La premessa di Vardø. Dopo la tempesta è che si tratta di un romanzo storico: il filo conduttore dell’opera di Kiran M. Hargrave è una storia vera; la Vigilia di Natale del 1617 una burrasca intensa e fulminea scaturì dal nulla e colpì le acque poco lontane dalla costa di Vardø. Nel giro di pochi minuti morirono 40 persone: tutti uomini, usciti in barca per andare a pesca, colti di sorpresa dalla tempesta. I loro corpi furono restituiti dopo giorni alle mogli, alle figlie, alle sorelle; alle donne di Vardø, insomma, rimaste sole in un mondo che fino a quel momento era stato governato solo dagli uomini.
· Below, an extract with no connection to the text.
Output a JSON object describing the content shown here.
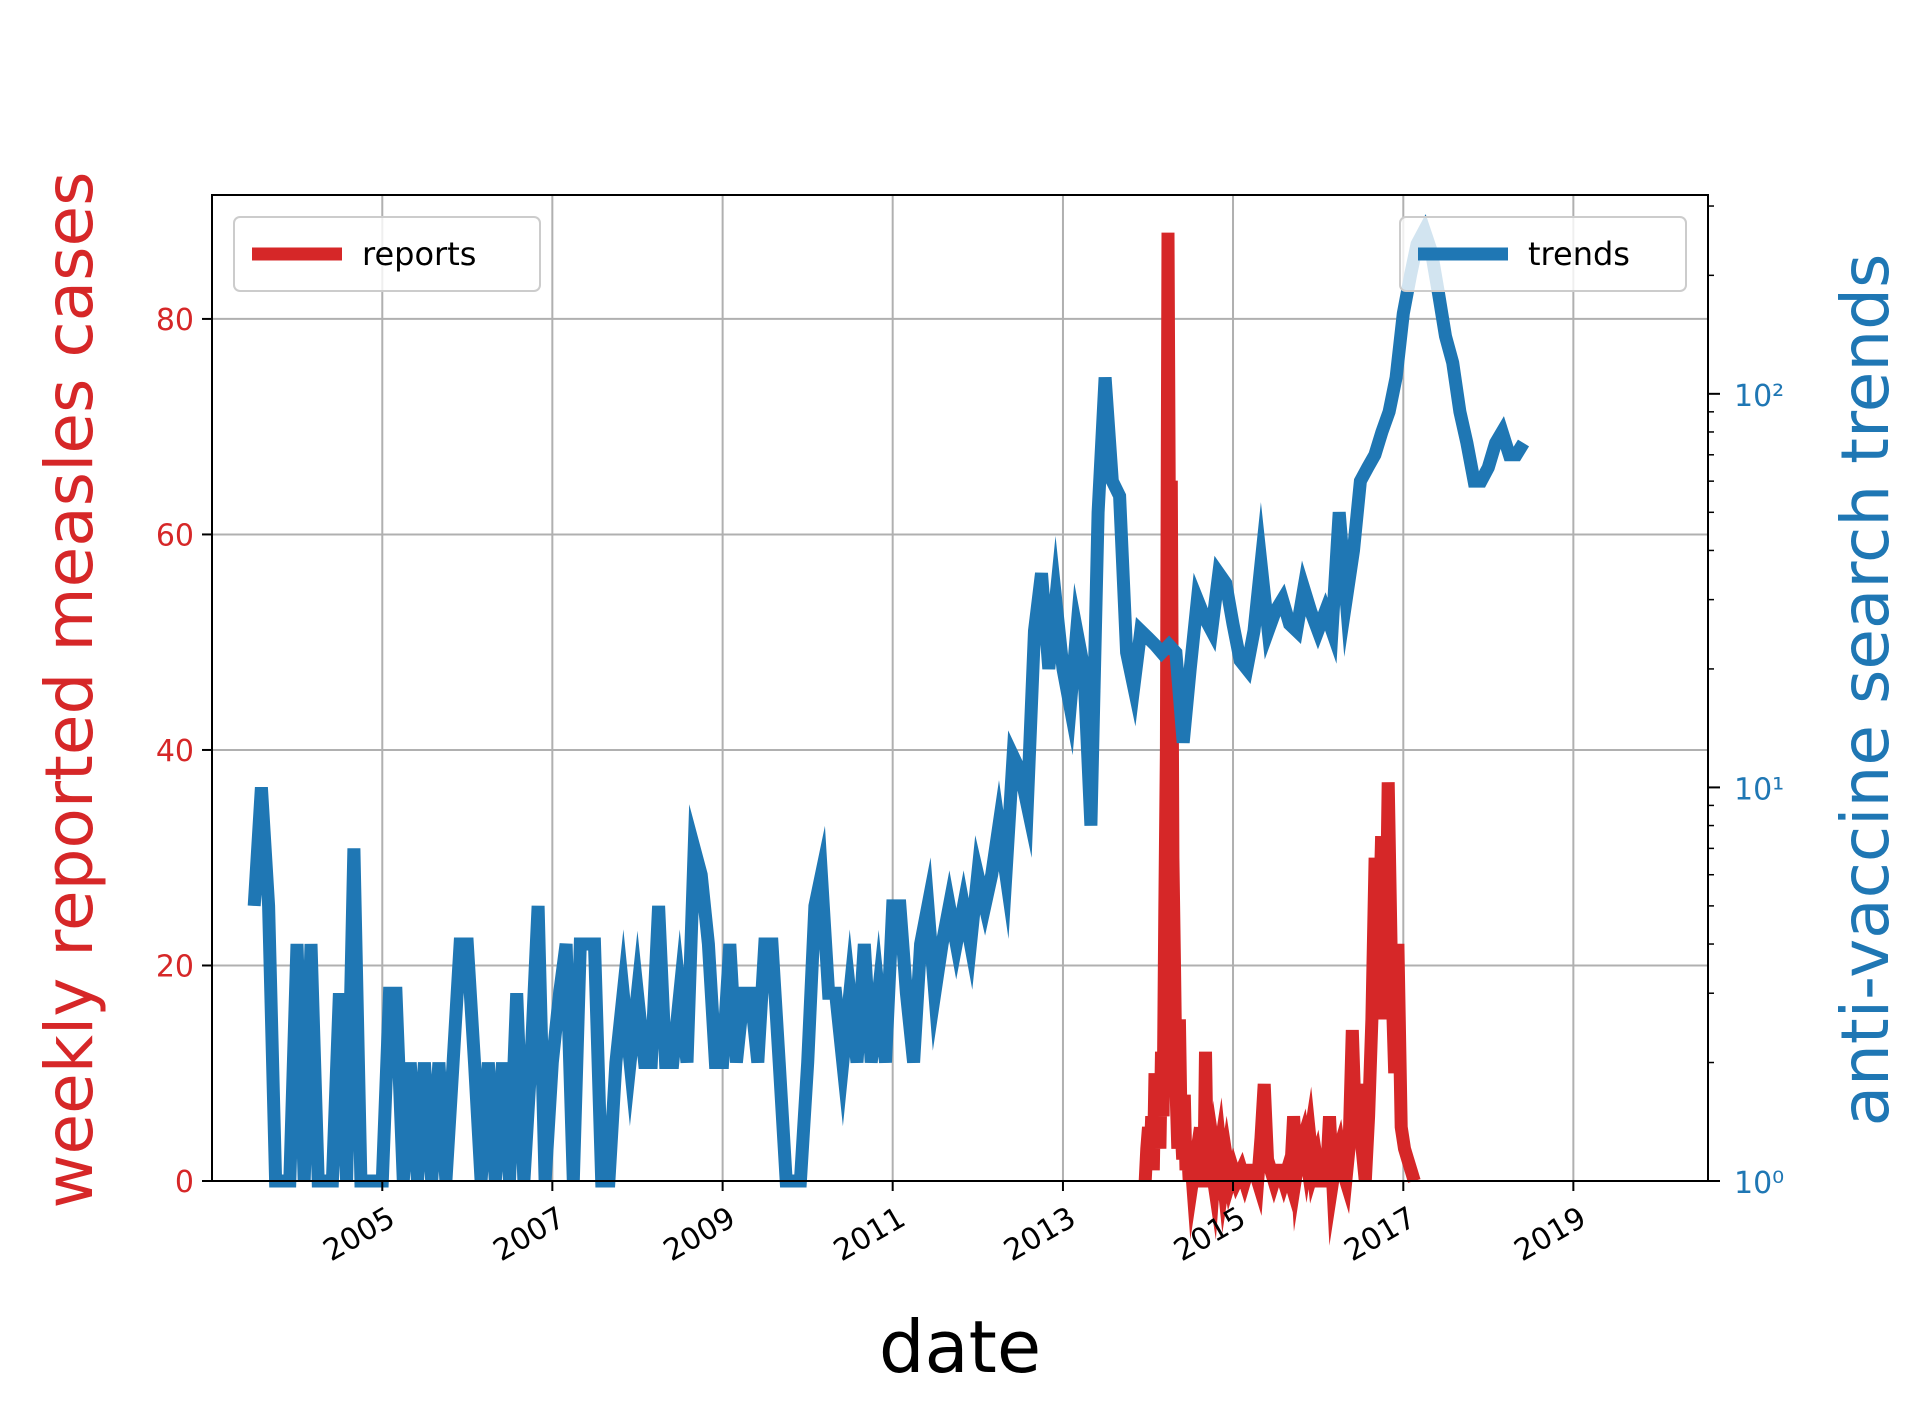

È così che inizia la storia: fin dalle prime pagine si respira la tensione elettrica di qualcosa che deve accadere, la tragedia aleggia sulle spalle del lettore e ben presto si intuisce che non è solo la burrasca, che il Male quello vero deve ancora arrivare. Ma per buona parte del romanzo Hargrave si concentra sulle donne: che devono superare il dolore e rimboccarsi le maniche per poter sopravvivere in quell’angolo ostico di mondo. E che, sorprendentemente per loro e poi per la società, ce la fanno: rimettono le barche in mare, vanno a pesca, conciano pelli, commerciano e coltivano campi. Trovano un equilibrio, seppur appena sotto il velo della quotidianità si annidino differenze intrinseche di cultura e religione che le pongono una contro l’altra. La situazione esplode quando a Vardø arriva il sovrintendente Absalom Cornet insieme alla giovane e ingenua moglie Ursa: Cornet vuole fare carriera, ed è stato mandato lì perché gli è stata segnalata la bizzarra situazione delle donne di Vardø, ma anche della comunione in cui vivono con i popoli Sami, lapponi autoctoni, mescolandosi con loro. L’idea che una comunità femminile pretenda di vivere secondo regole proprie è inaccettabile e Cornet farà di tutto per distruggere gli equilibri, mentre la sua piccola moglie scoprirà la forza dell’indipendenza grazie alla coraggiosa Maren, figlia di un annegato nella tempesta e vera protagonista del romanzo. In questa storia c’è tutto: vengono raccontati in un crescendo di tensione il fanatismo religioso, la smania di potere, il desiderio, la paura e la superstizione, che sfociano nella caccia alle streghe più spaventosa che la Norvegia abbia vissuto.